Prove the following identities, where the angles involved are acute angles for which the expressions are defined.

$(\cos ecA–\sin A)(secA–\cos A)=\frac{1}{(\tan A+cotA)}$

Answer 1

Proof:

Step1: Simplify LHS

Consider the LHS of the given equation.

$$\begin{gathered} \mathrm{LHS}=(\cos ecA–\sin A)(secA–\cos A) \\ =\left(\frac{1}{\sin A}–\sin A\right)\left(\frac{1}{\cos A}–\cos A\right)\left[\mathrm{Use}\cos ecA=\frac{1}{\sin A}\mathrm{and}secA=\frac{1}{\cos ecA}\right] \\ =\left(\frac{1-{\sin }^{2}A}{\sin A}\right)\left(\frac{1-{\cos }^{2}A}{\cos A}\right) \\ =\frac{{\cos }^{2}A}{\sin A}·\frac{{\sin }^{2}A}{\cos A}\left[\mathrm{Use}{\sin }^{2}A+{\cos }^{2}A=1\right] \\ =\sin A·\cos A \end{gathered}$$

Step2: Simplify RHS

Now consider the RHS of the given equation.

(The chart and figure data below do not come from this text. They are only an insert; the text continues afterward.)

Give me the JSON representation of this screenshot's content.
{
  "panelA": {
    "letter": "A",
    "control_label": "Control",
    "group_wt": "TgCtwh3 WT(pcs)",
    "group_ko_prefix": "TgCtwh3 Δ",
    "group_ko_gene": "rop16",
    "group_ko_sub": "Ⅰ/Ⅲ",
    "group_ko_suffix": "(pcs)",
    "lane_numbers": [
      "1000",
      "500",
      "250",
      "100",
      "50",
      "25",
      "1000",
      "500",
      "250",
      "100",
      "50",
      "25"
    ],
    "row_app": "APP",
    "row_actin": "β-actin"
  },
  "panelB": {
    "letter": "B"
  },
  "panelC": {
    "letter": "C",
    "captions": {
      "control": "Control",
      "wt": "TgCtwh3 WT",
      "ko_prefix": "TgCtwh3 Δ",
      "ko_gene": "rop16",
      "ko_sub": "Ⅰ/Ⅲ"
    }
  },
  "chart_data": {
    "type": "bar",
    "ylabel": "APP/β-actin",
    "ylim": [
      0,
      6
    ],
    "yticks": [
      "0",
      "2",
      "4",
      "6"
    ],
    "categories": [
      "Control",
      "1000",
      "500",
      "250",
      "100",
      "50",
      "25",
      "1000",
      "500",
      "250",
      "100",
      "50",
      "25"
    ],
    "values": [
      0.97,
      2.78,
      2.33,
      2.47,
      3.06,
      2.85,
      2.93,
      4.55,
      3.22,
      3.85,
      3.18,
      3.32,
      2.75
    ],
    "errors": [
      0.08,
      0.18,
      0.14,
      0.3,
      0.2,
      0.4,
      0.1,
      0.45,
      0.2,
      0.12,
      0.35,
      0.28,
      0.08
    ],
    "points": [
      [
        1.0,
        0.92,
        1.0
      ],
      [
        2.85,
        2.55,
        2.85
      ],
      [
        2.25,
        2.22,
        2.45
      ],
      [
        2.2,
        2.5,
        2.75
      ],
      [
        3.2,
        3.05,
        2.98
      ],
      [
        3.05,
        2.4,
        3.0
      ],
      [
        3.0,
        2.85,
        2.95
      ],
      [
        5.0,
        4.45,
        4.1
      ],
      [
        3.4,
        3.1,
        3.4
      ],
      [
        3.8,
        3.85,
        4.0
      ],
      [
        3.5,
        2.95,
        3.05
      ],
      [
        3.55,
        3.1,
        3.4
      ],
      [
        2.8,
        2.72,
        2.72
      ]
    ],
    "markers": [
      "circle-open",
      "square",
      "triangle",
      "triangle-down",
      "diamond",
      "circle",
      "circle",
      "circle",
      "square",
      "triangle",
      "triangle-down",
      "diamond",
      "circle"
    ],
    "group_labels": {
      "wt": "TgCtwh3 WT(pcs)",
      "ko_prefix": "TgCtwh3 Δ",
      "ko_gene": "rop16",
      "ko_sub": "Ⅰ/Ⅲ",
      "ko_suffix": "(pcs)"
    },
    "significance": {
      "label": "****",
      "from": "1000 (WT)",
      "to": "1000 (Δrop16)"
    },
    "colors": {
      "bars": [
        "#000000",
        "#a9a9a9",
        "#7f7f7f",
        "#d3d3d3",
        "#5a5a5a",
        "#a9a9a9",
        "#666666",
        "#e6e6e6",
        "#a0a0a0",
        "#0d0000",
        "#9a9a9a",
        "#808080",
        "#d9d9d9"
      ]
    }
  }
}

$$\begin{gathered} \mathrm{RHS}=\frac{1}{(\tan A+cotA)} \\ =\frac{1}{{\displaystyle \frac{\sin A}{\cos A}}+{\displaystyle \frac{\cos A}{\sin A}}}\left[\mathrm{Use}\tan A=\frac{\sin A}{\cos A}\mathrm{and}cotA=\frac{\cos A}{\sin A}\right] \\ =\frac{\sin A·\cos A}{{\sin }^{2}A+{\cos }^{2}A}\left[\because {\sin }^{2}A+{\cos }^{2}A=1\right] \\ =\sin A·\cos A \end{gathered}$$

$\mathrm{LHS}=\mathrm{RHS}$

Hence proved.